I tried to further develop this idea by establishing a vertical mechanic for the characters. In the real world, going up means we are putting distance between us and the ground, but in the “Purgatorio” it is the opposite: you’re climbing out. In key scenes some characters will look up as if something is calling them. There is one deleted scene on the Blu-ray where Ben is forced up to the fifth floor. He cannot open the door and when he sees Peter “Grace” Grayson (Gary Grubbs) he is told, “It’s not your time yet.” The stairwell is also an homage to a scene in the film called THE BELIEVER.

FM. Do you have any religious beliefs yourself?

DH. Religious, NO. Spiritual, VERY MUCH SO. I have studied a good bit of theology/philosophy, but I am most aligned with the teachings of Jesus Christ — so I’m a Christian, but I don’t have a denomination.


FM. What appeals to you about the theme of redemption?

DH. Redemption fascinates me as we often see a character “redeemed” on-screen that would technically be more aligned with vengeance. The hero kills the bad guy — and don’t get me wrong, if the performance from the actors has been stellar, then it’s very satisfying.
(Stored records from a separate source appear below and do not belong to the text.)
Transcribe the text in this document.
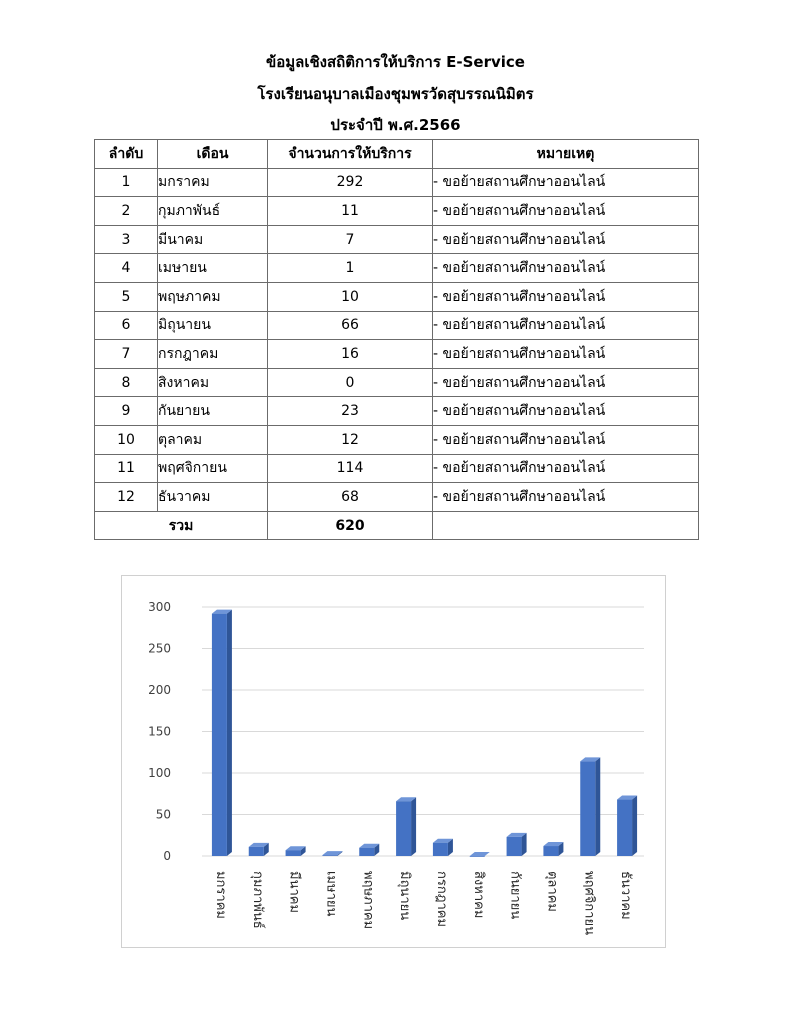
ข้อมูลเชิงสถิติการให้บริการ E-Service
โรงเรียนอนุบาลเมืองชุมพรวัดสุบรรณนิมิตร
ประจำปี พ.ศ.2566
ลำดับ	เดือน	จำนวนการให้บริการ	หมายเหตุ
1	มกราคม	292	- ขอย้ายสถานศึกษาออนไลน์
2	กุมภาพันธ์	11	- ขอย้ายสถานศึกษาออนไลน์
3	มีนาคม	7	- ขอย้ายสถานศึกษาออนไลน์
4	เมษายน	1	- ขอย้ายสถานศึกษาออนไลน์
5	พฤษภาคม	10	- ขอย้ายสถานศึกษาออนไลน์
6	มิถุนายน	66	- ขอย้ายสถานศึกษาออนไลน์
7	กรกฎาคม	16	- ขอย้ายสถานศึกษาออนไลน์
8	สิงหาคม	0	- ขอย้ายสถานศึกษาออนไลน์
9	กันยายน	23	- ขอย้ายสถานศึกษาออนไลน์
10	ตุลาคม	12	- ขอย้ายสถานศึกษาออนไลน์
11	พฤศจิกายน	114	- ขอย้ายสถานศึกษาออนไลน์
12	ธันวาคม	68	- ขอย้ายสถานศึกษาออนไลน์
รวม		620	
0
50
100
150
200
250
300
มกราคม กุมภาพันธ์ มีนาคม เมษายน พฤษภาคม มิถุนายน กรกฎาคม สิงหาคม กันยายน ตุลาคม พฤศจิกายน ธันวาคม
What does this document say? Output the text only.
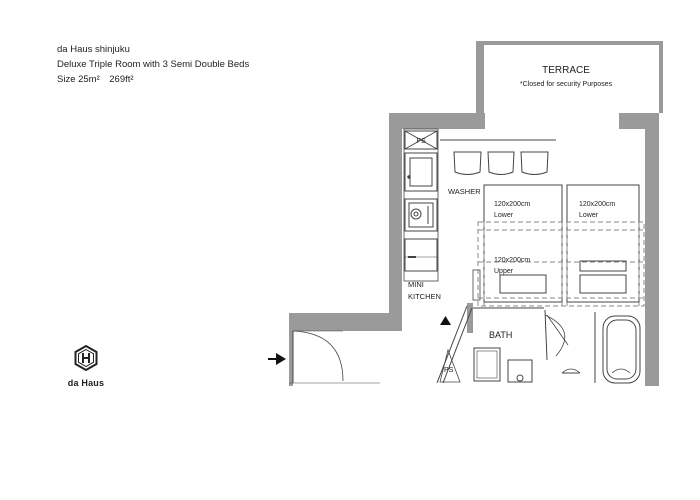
da Haus shinjuku
Deluxe Triple Room with 3 Semi Double Beds
Size 25m² 269ft²
da Haus
TERRACE
*Closed for security Purposes
PS
WASHER
MINI
KITCHEN
120x200cm
Lower
120x200cm
Lower
120x200cm
Upper
BATH
PS
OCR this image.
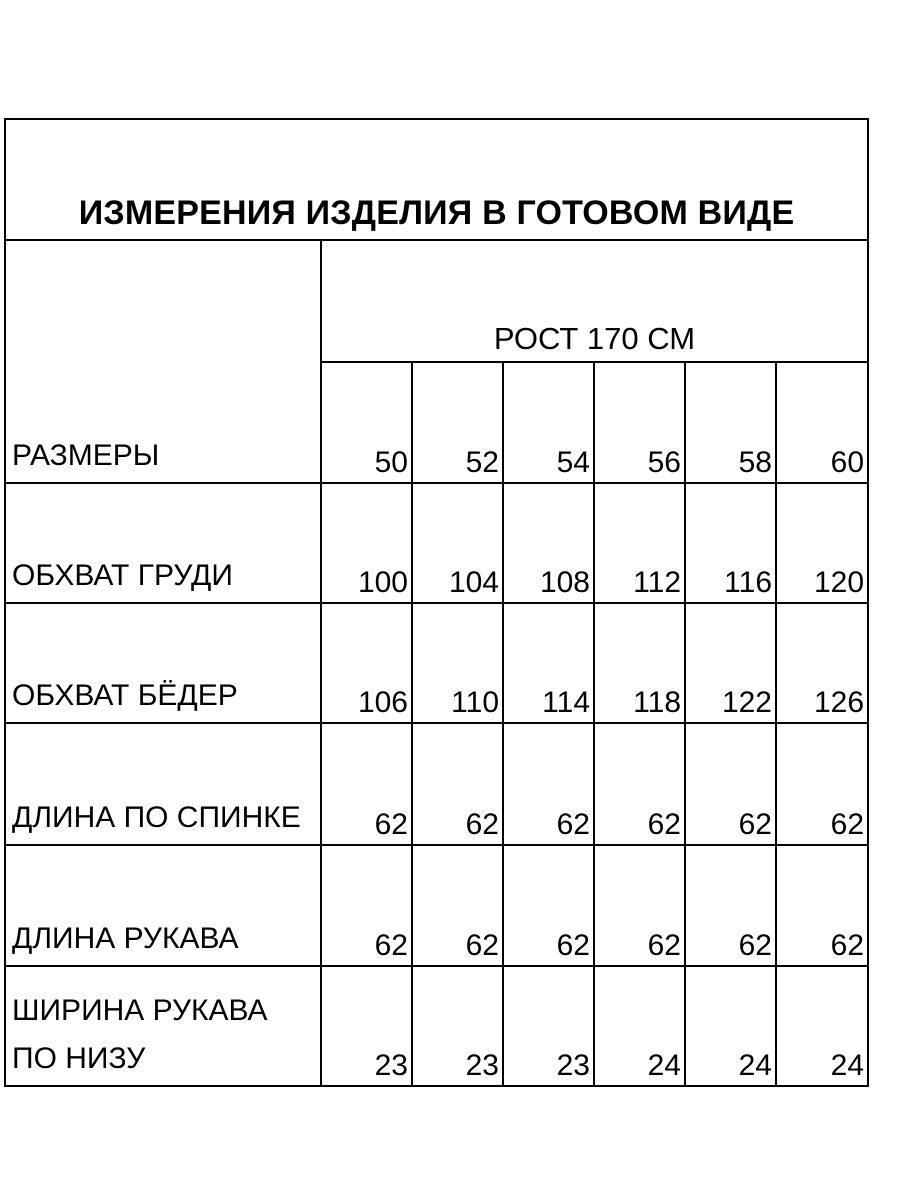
ИЗМЕРЕНИЯ ИЗДЕЛИЯ В ГОТОВОМ ВИДЕ						
РАЗМЕРЫ	РОСТ 170 СМ					
	50	52	54	56	58	60
ОБХВАТ ГРУДИ	100	104	108	112	116	120
ОБХВАТ БЁДЕР	106	110	114	118	122	126
ДЛИНА ПО СПИНКЕ	62	62	62	62	62	62
ДЛИНА РУКАВА	62	62	62	62	62	62
ШИРИНА РУКАВА ПО НИЗУ	23	23	23	24	24	24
My goal with CONVERGENCE, however, was to introduce a thought of redemption that falls more in line with theology than popular fiction. In the world of CONVERGENCE, crossing into the chapel with forgiveness allows a character to “cross over.” Where … I don’t ever say. We eventually see some make the transition and vanish while others stick around for a while.

I actually could go on and on about the “rules,” but then I’m further imposing a belief system. My intent was to show both sides of redemption — those who accept it and those who do not.
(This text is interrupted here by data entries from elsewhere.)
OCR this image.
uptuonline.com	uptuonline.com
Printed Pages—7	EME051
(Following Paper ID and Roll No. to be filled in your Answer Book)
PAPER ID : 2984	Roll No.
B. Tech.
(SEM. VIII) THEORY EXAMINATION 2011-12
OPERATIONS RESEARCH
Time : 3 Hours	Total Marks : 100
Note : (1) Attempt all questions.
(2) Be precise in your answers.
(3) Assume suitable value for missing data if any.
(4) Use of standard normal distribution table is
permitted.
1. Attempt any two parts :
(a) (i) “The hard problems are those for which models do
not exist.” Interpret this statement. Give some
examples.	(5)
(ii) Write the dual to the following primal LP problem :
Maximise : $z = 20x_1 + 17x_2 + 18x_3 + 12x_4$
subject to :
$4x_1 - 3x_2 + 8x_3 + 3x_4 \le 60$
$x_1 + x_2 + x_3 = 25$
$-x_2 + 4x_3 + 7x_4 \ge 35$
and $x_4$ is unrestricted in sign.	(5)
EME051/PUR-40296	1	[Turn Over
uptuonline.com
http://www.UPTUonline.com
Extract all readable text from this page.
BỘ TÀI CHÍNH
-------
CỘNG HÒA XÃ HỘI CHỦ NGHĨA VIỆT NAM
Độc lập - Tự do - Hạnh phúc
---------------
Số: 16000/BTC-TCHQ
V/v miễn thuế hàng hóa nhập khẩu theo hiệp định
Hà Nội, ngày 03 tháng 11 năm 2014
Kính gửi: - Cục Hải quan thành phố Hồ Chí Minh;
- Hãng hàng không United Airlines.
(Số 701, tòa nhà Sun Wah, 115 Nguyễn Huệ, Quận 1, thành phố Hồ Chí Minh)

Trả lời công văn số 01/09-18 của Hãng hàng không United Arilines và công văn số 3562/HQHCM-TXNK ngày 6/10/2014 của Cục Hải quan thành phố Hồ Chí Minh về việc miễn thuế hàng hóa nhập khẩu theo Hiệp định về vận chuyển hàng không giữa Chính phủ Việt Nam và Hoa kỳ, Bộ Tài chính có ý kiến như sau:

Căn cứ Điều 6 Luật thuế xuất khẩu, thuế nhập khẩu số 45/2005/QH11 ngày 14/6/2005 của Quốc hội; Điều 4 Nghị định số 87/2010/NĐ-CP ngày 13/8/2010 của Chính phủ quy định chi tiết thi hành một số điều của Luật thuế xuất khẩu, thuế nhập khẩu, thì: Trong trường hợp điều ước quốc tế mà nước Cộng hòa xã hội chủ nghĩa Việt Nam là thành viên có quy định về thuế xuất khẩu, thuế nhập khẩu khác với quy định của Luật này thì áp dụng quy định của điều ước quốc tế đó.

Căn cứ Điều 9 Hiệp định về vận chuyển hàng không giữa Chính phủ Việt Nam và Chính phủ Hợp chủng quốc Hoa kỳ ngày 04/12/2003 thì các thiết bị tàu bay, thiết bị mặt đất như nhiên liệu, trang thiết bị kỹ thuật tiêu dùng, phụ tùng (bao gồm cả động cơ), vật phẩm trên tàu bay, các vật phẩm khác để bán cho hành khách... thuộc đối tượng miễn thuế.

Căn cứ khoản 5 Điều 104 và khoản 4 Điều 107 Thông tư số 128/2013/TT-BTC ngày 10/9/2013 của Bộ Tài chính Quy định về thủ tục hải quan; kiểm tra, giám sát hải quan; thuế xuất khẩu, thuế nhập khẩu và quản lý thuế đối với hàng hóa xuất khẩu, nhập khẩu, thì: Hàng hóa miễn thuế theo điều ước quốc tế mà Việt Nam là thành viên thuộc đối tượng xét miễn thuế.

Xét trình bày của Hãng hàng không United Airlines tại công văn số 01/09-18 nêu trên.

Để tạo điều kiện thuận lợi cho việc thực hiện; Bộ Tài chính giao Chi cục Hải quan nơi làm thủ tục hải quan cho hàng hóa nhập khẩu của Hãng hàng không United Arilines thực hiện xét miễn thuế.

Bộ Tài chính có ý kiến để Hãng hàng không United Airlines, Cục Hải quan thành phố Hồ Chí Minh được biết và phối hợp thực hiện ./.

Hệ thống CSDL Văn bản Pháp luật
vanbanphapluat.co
FM. Do you consider this a horror movie or an allegory, or both?

DH. Both. There’s that popular quote from Stephen King — “We make up horrors to help us cope with the real ones” — which sums up my thoughts behind CONVERGENCE. Given the history which inspired the film coupled with my own journey to understand the afterlife, CONVERGENCE is a personal film for me. I set out to make a supernatural thriller/horror but the further I dove in, the more I found myself challenging my personal POV. It was never my intent for it to be “preachy” but come from a place of honest thought — a consideration of one person’s perspective.

FM. What did you see in Clayne Crawford that made him right for the role of Ben?

DH. I’ve been a fan of Clayne’s for a while. I think it was BAYTOWN OUTLAWS that led me to RECTIFY — he’s so good on that show. I’m also pretty sensitive to how Southerners are conveyed on the screen. I’m not a huge fan of the “over-drawl.” Knowing that Clayne was from Alabama meant that he could pull off sounding like a normal person — not a caricature. Additionally, he would be sensitive to the material — hard not to know about fire and brimstone living in this part of the U.S. I needed to make sure that whoever played Ben could capture the history of growing up forced into church [and] ultimately removing themselves from that lifestyle as they gained independence.

I often just say I picked Clayne because he’s a die-hard Alabama football fan like me.

Drew Hall

FM. At least you’d have something to talk about between takes! What have you got coming up next?

DH. I’m actually working with CONVERGENCE producer Scott Robinson on a couple of different projects. The first is another horror/thriller called BLACK EYED KIDS, which takes its name from the urban legend.

The second project is a steampunk-inspired science-fiction epic called AETHER: THE RISE OF SPECTER. You can check out a preview at AetherPrologue.com!